On sale: The Jamaica Public Service Company's headquarters on Knutsford Boulevard, New Kingston. - RICARDO MAKYN/STAFF PHOTOGRAPHER
SAYING THAT the sale of its international assets will reduce the company's future cash flow as well as its portfolio diversification, the rating agency Standard & Poor's announced this week that it has placed Mirant Corporation and its subsidiaries on credit watch, which could have negative implications for the firm's 'B+' corporate credit rating.
The subsidiaries subject to the Standard & Poor's report are Mirant North American LLC (MNA), Mirant Americas Generating LLC (MAG), and Mirant Mid-Atlantic LLC (MIRMA).
Mirant is the parent firm of Jamaica Public Service (JPS), the light and power company, one of the foreign holdings that Mirant on Monday announced that it has put up for sale as part of a scheme that includes the buy-back of up to 43 million of Mirant's ordinary shares, for which Mirant plans to spend up to US$1.2 billion.

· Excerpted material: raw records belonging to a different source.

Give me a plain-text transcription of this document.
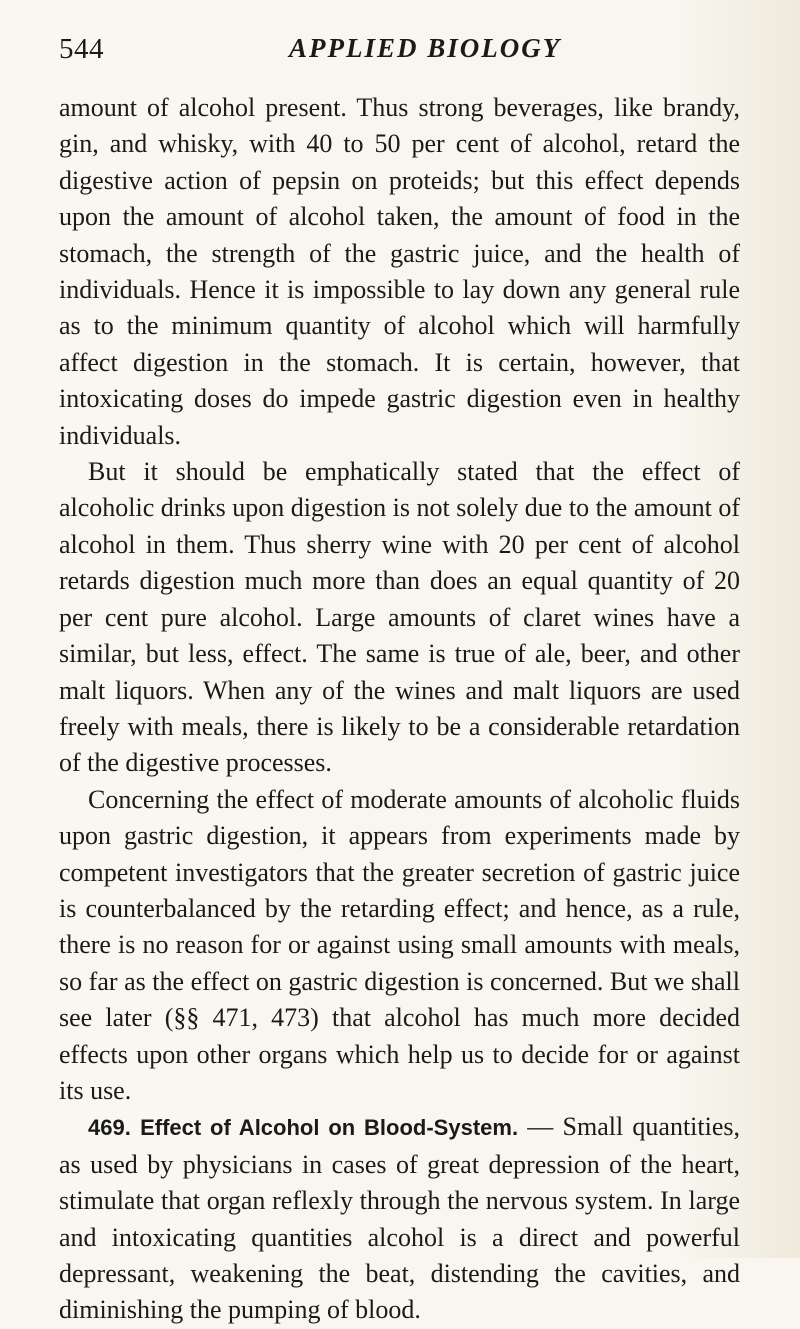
544	APPLIED BIOLOGY

amount of alcohol present. Thus strong beverages, like brandy, gin, and whisky, with 40 to 50 per cent of alcohol, retard the digestive action of pepsin on proteids; but this effect depends upon the amount of alcohol taken, the amount of food in the stomach, the strength of the gastric juice, and the health of individuals. Hence it is impossible to lay down any general rule as to the minimum quantity of alcohol which will harmfully affect digestion in the stomach. It is certain, however, that intoxicating doses do impede gastric digestion even in healthy individuals.

But it should be emphatically stated that the effect of alcoholic drinks upon digestion is not solely due to the amount of alcohol in them. Thus sherry wine with 20 per cent of alcohol retards digestion much more than does an equal quantity of 20 per cent pure alcohol. Large amounts of claret wines have a similar, but less, effect. The same is true of ale, beer, and other malt liquors. When any of the wines and malt liquors are used freely with meals, there is likely to be a considerable retardation of the digestive processes.

Concerning the effect of moderate amounts of alcoholic fluids upon gastric digestion, it appears from experiments made by competent investigators that the greater secretion of gastric juice is counterbalanced by the retarding effect; and hence, as a rule, there is no reason for or against using small amounts with meals, so far as the effect on gastric digestion is concerned. But we shall see later (§§ 471, 473) that alcohol has much more decided effects upon other organs which help us to decide for or against its use.

469. Effect of Alcohol on Blood-System. — Small quantities, as used by physicians in cases of great depression of the heart, stimulate that organ reflexly through the nervous system. In large and intoxicating quantities alcohol is a direct and powerful depressant, weakening the beat, distending the cavities, and diminishing the pumping of blood.
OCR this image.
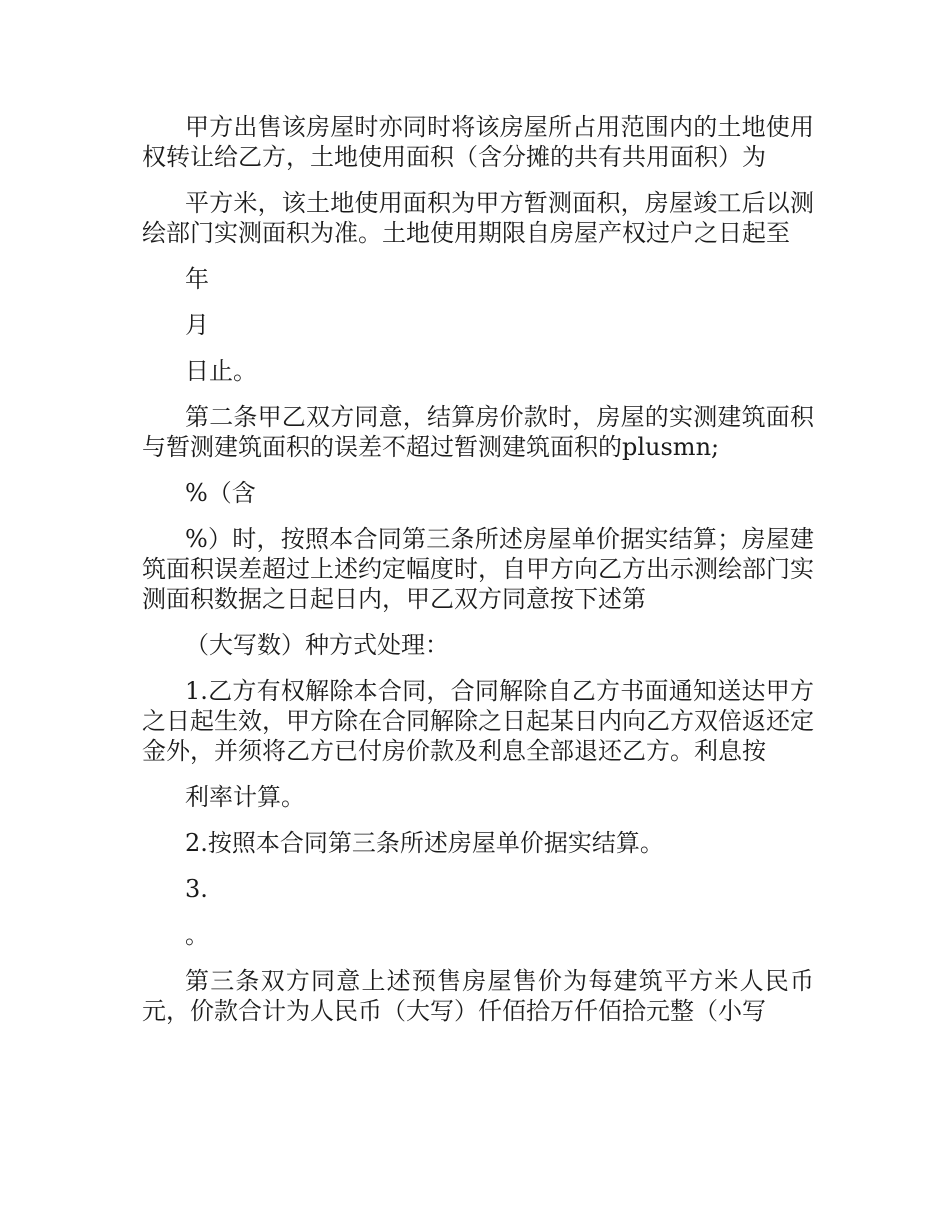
甲方出售该房屋时亦同时将该房屋所占用范围内的土地使用权转让给乙方，土地使用面积（含分摊的共有共用面积）为

平方米，该土地使用面积为甲方暂测面积，房屋竣工后以测绘部门实测面积为准。土地使用期限自房屋产权过户之日起至

年

月

日止。

第二条甲乙双方同意，结算房价款时，房屋的实测建筑面积与暂测建筑面积的误差不超过暂测建筑面积的plusmn;

%（含

%）时，按照本合同第三条所述房屋单价据实结算；房屋建筑面积误差超过上述约定幅度时，自甲方向乙方出示测绘部门实测面积数据之日起日内，甲乙双方同意按下述第

（大写数）种方式处理：

1.乙方有权解除本合同，合同解除自乙方书面通知送达甲方之日起生效，甲方除在合同解除之日起某日内向乙方双倍返还定金外，并须将乙方已付房价款及利息全部退还乙方。利息按

利率计算。

2.按照本合同第三条所述房屋单价据实结算。

3.

。

第三条双方同意上述预售房屋售价为每建筑平方米人民币元，价款合计为人民币（大写）仟佰拾万仟佰拾元整（小写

JPS apart, the assets the Atlanta-based Mirant have placed on the blocks are operations in the Phillipines plus its 55 per cent stake in Grand Bahama Power Company, 39 per cent of Power Generation Company of Trinidad and Tobago and 25 per cent of Curacao Utilities Company.
Mirant said that its Phillipines interests contributed US$370 million in adjusted EBITDA last year, while the contribution from its Caribbean operations was US$156 million.
Mirant had said that it would finance the share-buy back from cash on hand and cash freed for a near-term recapitalisation of its Phillipines business, from which it expects to raise US$700 million.
"The use of cash to buy back the company's common stock will reduce Mirant's liquidity position to levels below those established, when the company emerged from bankruptcy in late 2005," Stand & Poor's warned.
Added the rating agency:"The sale of the international assets will reduce future cash flow and more importantly, reduces the company's portfolio diversification. The share repurchases and divestitures are both negative for credit quality and could lead to a downgrade of company ratings. Mirant's management stated on their analyst call that as the company generates cash, they plan to return it to their shareholders, and that at present, there is no intention to repay any debt at MNA, MAG or MIRMA."
With the sales, Mirant will largely focus on power generation in the US, having exited the distribution end of the operation. But under the agreement in which it acquired 80 per cent of JPS it will require the greenlight from the Jamaican government, which still holds 20 per cent of the company, in determining a buyer.
It was not clear whether Mirant, having bundled the Caribbean businesses into a unit called Mirant Caribbean Holdings, will attempt to sell the operations singly or together and what posture Jamaica was likely to take.
"They can't do anything without speaking to the government," Robert Pickersill, who is in charge of the government in the absence or Prime Minister Portia Simpson Miller, told Parliament on Tuesday,
Pickersgill said the finance minister minister, Omar Davies, has already told Mirant officials that they needed to come to Jamaica quickly to talk about the plan to sell JPS. "We are not holding any blade," Pickersgill said. "In fact, we are holding the handle."